Jerry Merrill, Rexburg mayor, said it is always hard to predict what effect a new business might have on other local businesses.
“We don’t really have a crystal ball,” Merrill said. “Our hope, of course, is that they all do well.”
Merrill said it is typical for a new business to take customers from other businesses for a short period of time.
“When a new store opens, the initial excitement will pull people there, so some of the stores will see a decrease for a while,” he said.
Duessen said he is expecting to see a minor decrease in customers for the first month or two, especially from BYU-Idaho students.

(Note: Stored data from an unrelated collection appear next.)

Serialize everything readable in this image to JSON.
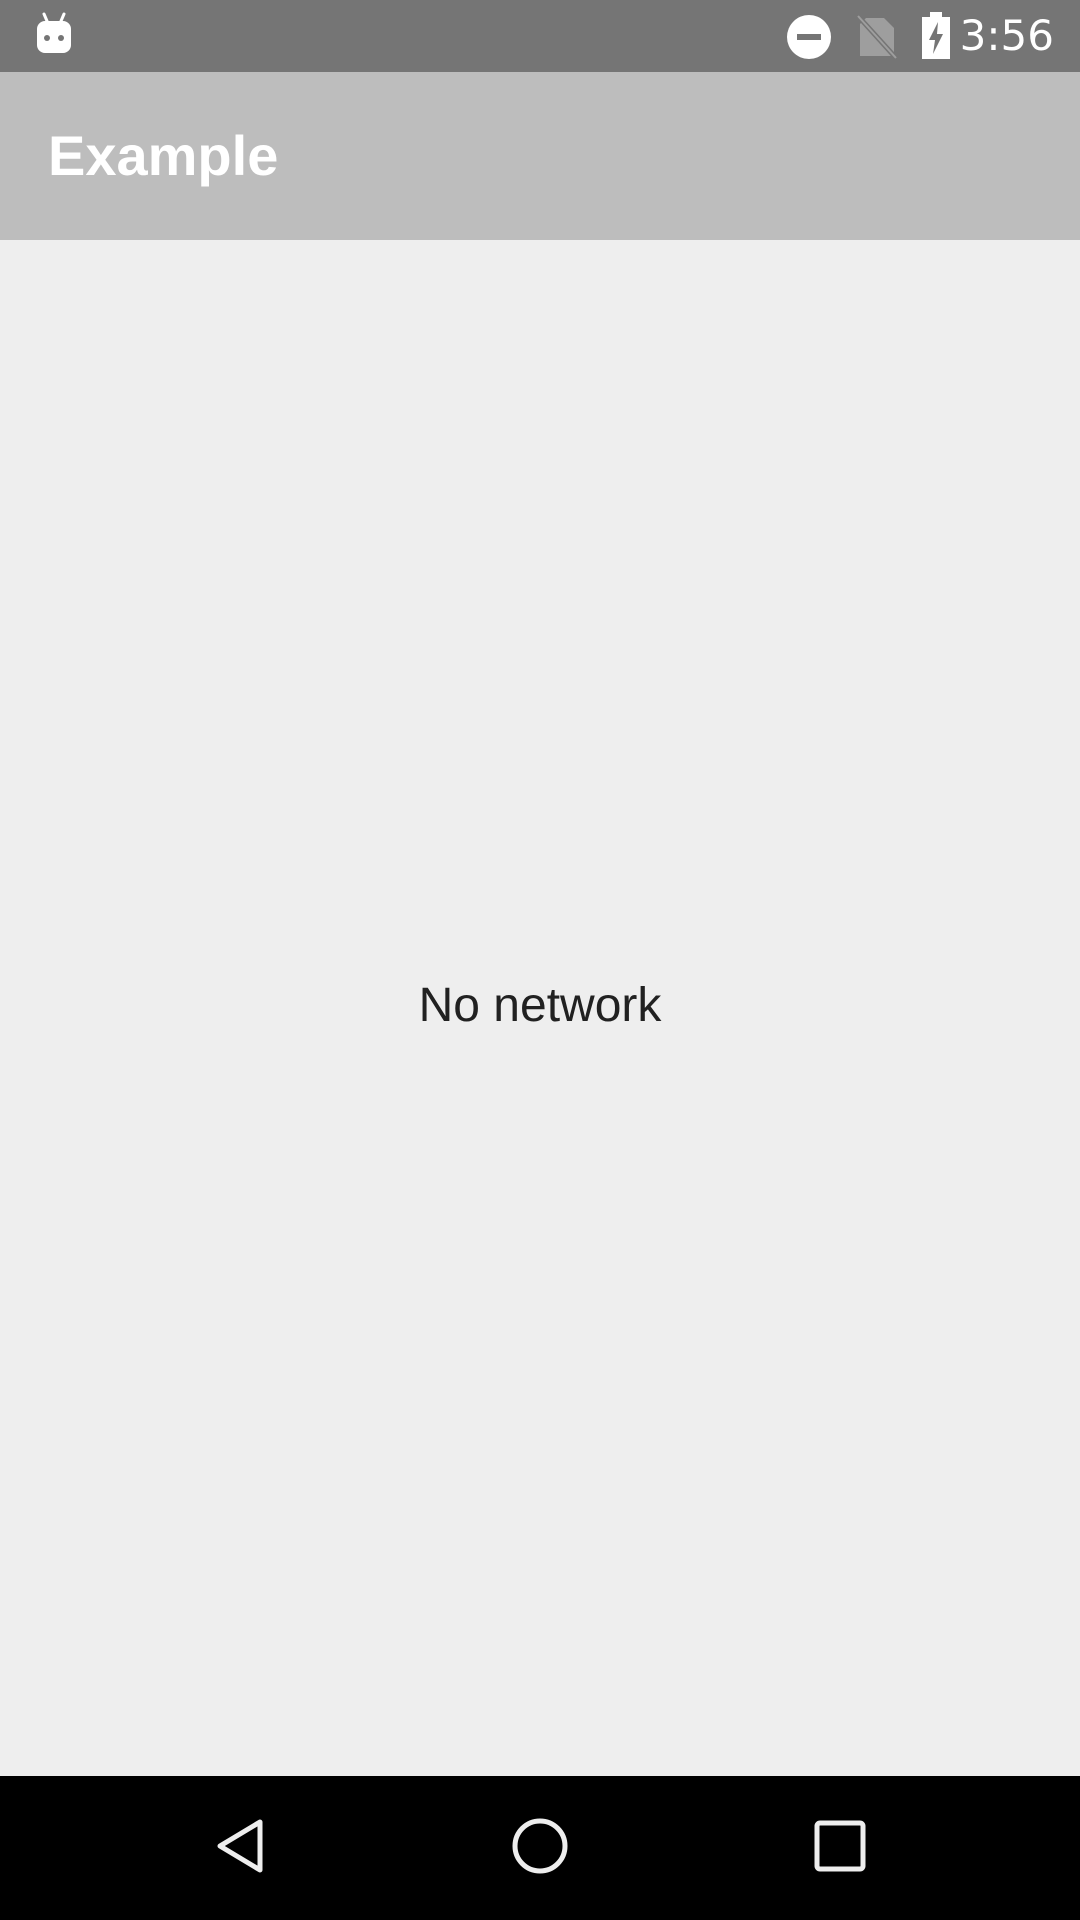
{
  "status_bar": {
    "notification_icon": "android-icon",
    "dnd_icon": "do-not-disturb-icon",
    "sim_icon": "no-sim-icon",
    "battery_icon": "battery-charging-icon",
    "time": "3:56"
  },
  "app_bar": {
    "title": "Example"
  },
  "content": {
    "message": "No network"
  },
  "nav_bar": {
    "back_icon": "back-icon",
    "home_icon": "home-icon",
    "recents_icon": "recents-icon"
  },
  "colors": {
    "status_bar": "#757575",
    "app_bar": "#bdbdbd",
    "background": "#eeeeee",
    "nav_bar": "#000000",
    "text_primary": "#212121"
  }
}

“We’d be crazy to say that this will not affect us at all, because it’s going to,” Duessen said. “People want to go and check out the new thing in town.”
Duessen said after the first couple of months, they should be able to get much of their business back.
“We’ll just try to win our customers over with the best pricing we can and customer service,” Duessen said.
Duessen said despite what outcome the new Wal-Mart will bring to the store, Broulim’s will always be a community-centered store.
“It’s not all about making money,” Duessen said. “Obviously, we have to stay in business, but our customers are the reason we are here every day.”
Merrill said the north entry location of the new Wal-Mart might create business from northern towns like St. Anthony, Driggs and Ashton.
“That’d bring new customers into town instead of robbing from the other businesses,” Merrill said.
Michael Fairbanks, a junior studying business management, said the new Wal-Mart will not change his current shopping patterns.
“I personally enjoy Broulim’s sushi, which Wal-Mart doesn’t provide,” Fairbanks said. “I will still go to Wal-Mart for things I can find at Wal-Mart, and I will go to Broulim’s and Albertsons for the things I can find there.”
Asher Harris, a sophomore studying web design and development, said she will still go to Broulim’s for the special prices on food, but take the free shuttle to Wal-Mart for any other supplies she needs.
“There is a shuttle running there, so there is no reason not to go,” Harris said.
Christina Stafford, a freshman studying elementary education, said she will stop going to Broulim’s because the Wal-Mart Supercenter will have everything she needs in one place.
“I’ll have the produce I need and everything else,” Stafford said.
Coley Coombs, a freshman studying business management, said he will shop at the Wal-Mart Supercenter because it will be more convenient and timely.
“I like Broulim’s and Albertsons; they have good food,” Coombs said. “However, Wal-Mart has it all.”
Cole White, a freshman studying psychology, said he will go wherever the prices are cheaper.
“I have my own vehicle, so if groceries are cheaper at Broulim’s, I can go to Broulim’s,” White said. “If I need to go to Wal-Mart, I’ll go to Wal-Mart.”
Merrill said he hopes Rexburg can grow at a steady enough pace to allow all businesses in town to flourish.
“Our biggest wish is just to encourage people to shop locally and support the local economy,” Merrill said.